Urbáez também aponta que, com o avanço da pandemia e a sobrecarga em redes de saúde em várias partes do país, inclusive com falta de leitos para internação, as condições em que muitas mortes ocorrem atrasam a investigação da causa do óbito.
"Às vezes o paciente chega e morre logo em seguida. A equipe vai verificar se houve coleta de amostra em algum hospital anteriormente, consultar os sistemas e, caso contrário, iniciar nesse somente momento, ou seja, após o óbito, a investigação", explica o infectologista.
A falta de recursos humanos nos laboratórios públicos é outro gargalo, embora o abastecimento de insumo tenha melhorado, segundo Mauro Junqueira, secretário-executivo do Conselho Nacional de Secretarias Municipais de Saúde (Conasems). Ele afirma que muitos exames ficam pendentes devido à incapacidade de processamento diante de um volume enorme de amostras devido à expansão do vírus.
"Equipes vêm sendo reforçadas e, desde a semana passada, a parceria com o Dasa (laboratório privado) começou. Então, acho que conseguiremos dar vazão a esses exames que ficam represados e, com isso, acelerar o esclarecimento de óbitos que dependem desses resultados", afirma Junqueira.
Jurandi Frutuoso, secretário-executivo do Conselho Nacional de Secretários de Saúde (Conasems), que representa os estados, ressalta escassez de outros itens necessários à realização dos exames, como o swab (cotonete comprido usado para coletar as amostras de secreção do paciente). Estados e municípios enfrentam dificuldades para comprar o material por falta no mercado. O Ministério da Saúde prometeu adquirir 45 milhões de unidades para ajudar.
"Um aumento de óbitos em investigação estaria relacionado tanto com a evolução da pandemia como ao tempo necessário para concluir os exames e até mesmo à possibilidade de coleta", explica Frutuoso.

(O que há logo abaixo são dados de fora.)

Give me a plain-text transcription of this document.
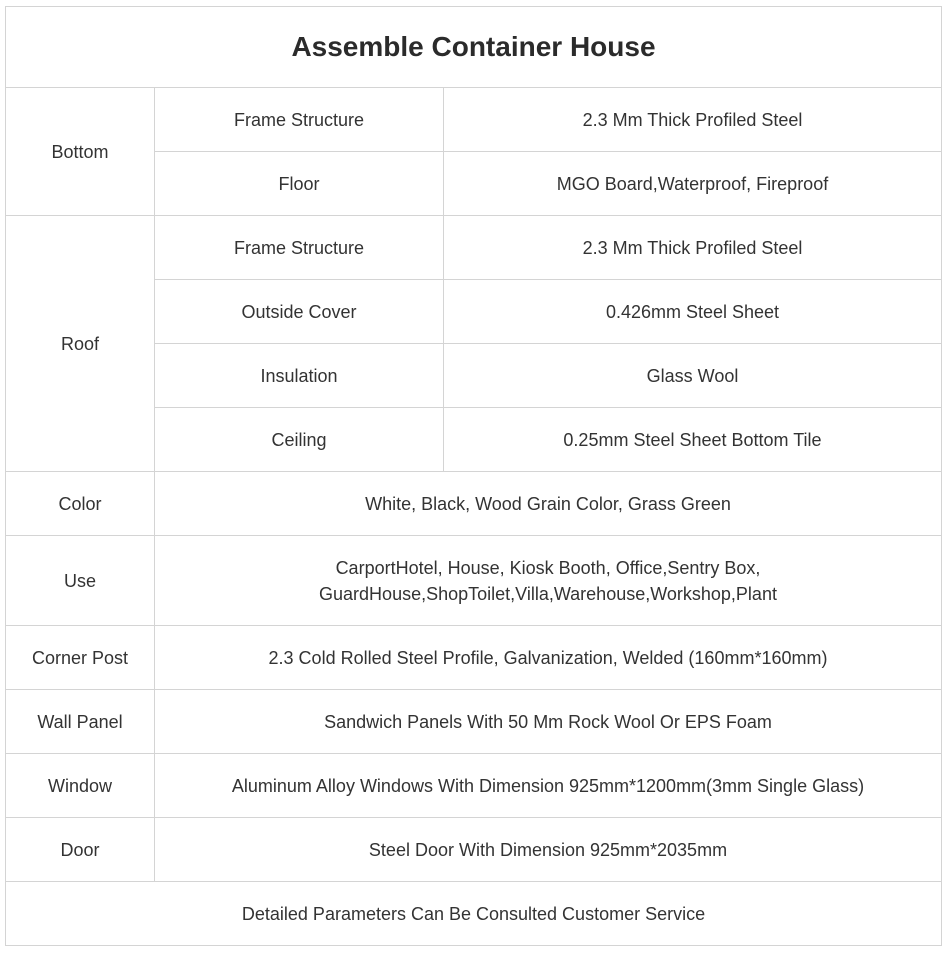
Assemble Container House		
Bottom	Frame Structure	2.3 Mm Thick Profiled Steel
	Floor	MGO Board,Waterproof, Fireproof
Roof	Frame Structure	2.3 Mm Thick Profiled Steel
	Outside Cover	0.426mm Steel Sheet
	Insulation	Glass Wool
	Ceiling	0.25mm Steel Sheet Bottom Tile
Color	White, Black, Wood Grain Color, Grass Green	
Use	CarportHotel, House, Kiosk Booth, Office,Sentry Box,
GuardHouse,ShopToilet,Villa,Warehouse,Workshop,Plant	

Corner Post	2.3 Cold Rolled Steel Profile, Galvanization, Welded (160mm*160mm)	
Wall Panel	Sandwich Panels With 50 Mm Rock Wool Or EPS Foam	
Window	Aluminum Alloy Windows With Dimension 925mm*1200mm(3mm Single Glass)	
Door	Steel Door With Dimension 925mm*2035mm	
Detailed Parameters Can Be Consulted Customer Service		
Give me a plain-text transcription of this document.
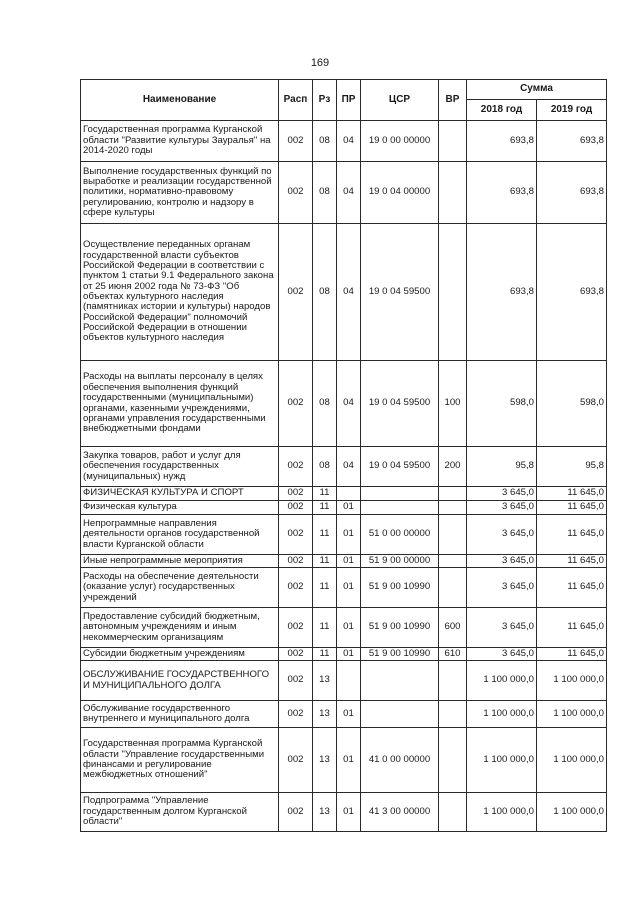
169
Наименование	Расп	Рз	ПР	ЦСР	ВР	Сумма	
						2018 год	2019 год
Государственная программа Курганской области "Развитие культуры Зауралья" на 2014-2020 годы	002	08	04	19 0 00 00000		693,8	693,8
Выполнение государственных функций по выработке и реализации государственной политики, нормативно-правовому регулированию, контролю и надзору в сфере культуры	002	08	04	19 0 04 00000		693,8	693,8
Осуществление переданных органам государственной власти субъектов Российской Федерации в соответствии с пунктом 1 статьи 9.1 Федерального закона от 25 июня 2002 года № 73-ФЗ "Об объектах культурного наследия (памятниках истории и культуры) народов Российской Федерации" полномочий Российской Федерации в отношении объектов культурного наследия	002	08	04	19 0 04 59500		693,8	693,8
Расходы на выплаты персоналу в целях обеспечения выполнения функций государственными (муниципальными) органами, казенными учреждениями, органами управления государственными внебюджетными фондами	002	08	04	19 0 04 59500	100	598,0	598,0
Закупка товаров, работ и услуг для обеспечения государственных (муниципальных) нужд	002	08	04	19 0 04 59500	200	95,8	95,8
ФИЗИЧЕСКАЯ КУЛЬТУРА И СПОРТ	002	11				3 645,0	11 645,0
Физическая культура	002	11	01			3 645,0	11 645,0
Непрограммные направления деятельности органов государственной власти Курганской области	002	11	01	51 0 00 00000		3 645,0	11 645,0
Иные непрограммные мероприятия	002	11	01	51 9 00 00000		3 645,0	11 645,0
Расходы на обеспечение деятельности (оказание услуг) государственных учреждений	002	11	01	51 9 00 10990		3 645,0	11 645,0
Предоставление субсидий бюджетным, автономным учреждениям и иным некоммерческим организациям	002	11	01	51 9 00 10990	600	3 645,0	11 645,0
Субсидии бюджетным учреждениям	002	11	01	51 9 00 10990	610	3 645,0	11 645,0
ОБСЛУЖИВАНИЕ ГОСУДАРСТВЕННОГО И МУНИЦИПАЛЬНОГО ДОЛГА	002	13				1 100 000,0	1 100 000,0
Обслуживание государственного внутреннего и муниципального долга	002	13	01			1 100 000,0	1 100 000,0
Государственная программа Курганской области "Управление государственными финансами и регулирование межбюджетных отношений"	002	13	01	41 0 00 00000		1 100 000,0	1 100 000,0
Подпрограмма "Управление государственным долгом Курганской области"	002	13	01	41 3 00 00000		1 100 000,0	1 100 000,0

O Ministério da Saúde já declarou, em coletiva de imprensa em abril, que descarta subnotificação de mortes por Covid-19, embora admita a de casos. Isso porque todos os pacientes com síndrome respiratória aguda grave que chegam aos hospitais devem ser notificados e ter a amostra coletada. Caso evoluam ou não para óbito, terão seus exames feitos, ainda que demore para sair os resultados. Há protocolo também para coleta de material após o óbito.Somente em situações pontuais, ainda segundo informou a pasta, é que a inexistência de exames mais avançados poderia resultar em subnotificação. O então secretário de Vigilância em Saúde do Ministério da Saúde, Wanderson Oliveira, deu um exemplo, em 27 de março.
"Quando um paciente está muito grave, a causa primária não necessariamente é o covid, pode ser uma outra infecção, outra condição que o paciente possua. Então, enquanto não tivermos testes sorológicos, imunohistoquímicos, que possam ser realizados mais claramente no tecido ou que a gente consiga discriminar melhor este coronavírus dos demais, eventualmente teremos situações em que os casos serão impossíveis de serem classificados", disse, ressaltando se tratar de exceções.
O Ministério da Saúde informou, em nota, que a investigação de óbitos tem demorado até 15 dias, em média, para ser concluída e que o salto na quantidade de mortes a esclarecer "ocorre em razão do aumento no registro de casos e óbitos". "Os casos dos óbitos podem levar em média até 15 dias para terem sua investigação concluída no SIVEP-Gripe (sistema oficial para registro de casos graves e óbitos de SRAG por covid-19). No momento, o Ministério da Saúde trabalha junto aos municípios para que as investigações sejam concluídas em tempo oportuno", destacou a pasta.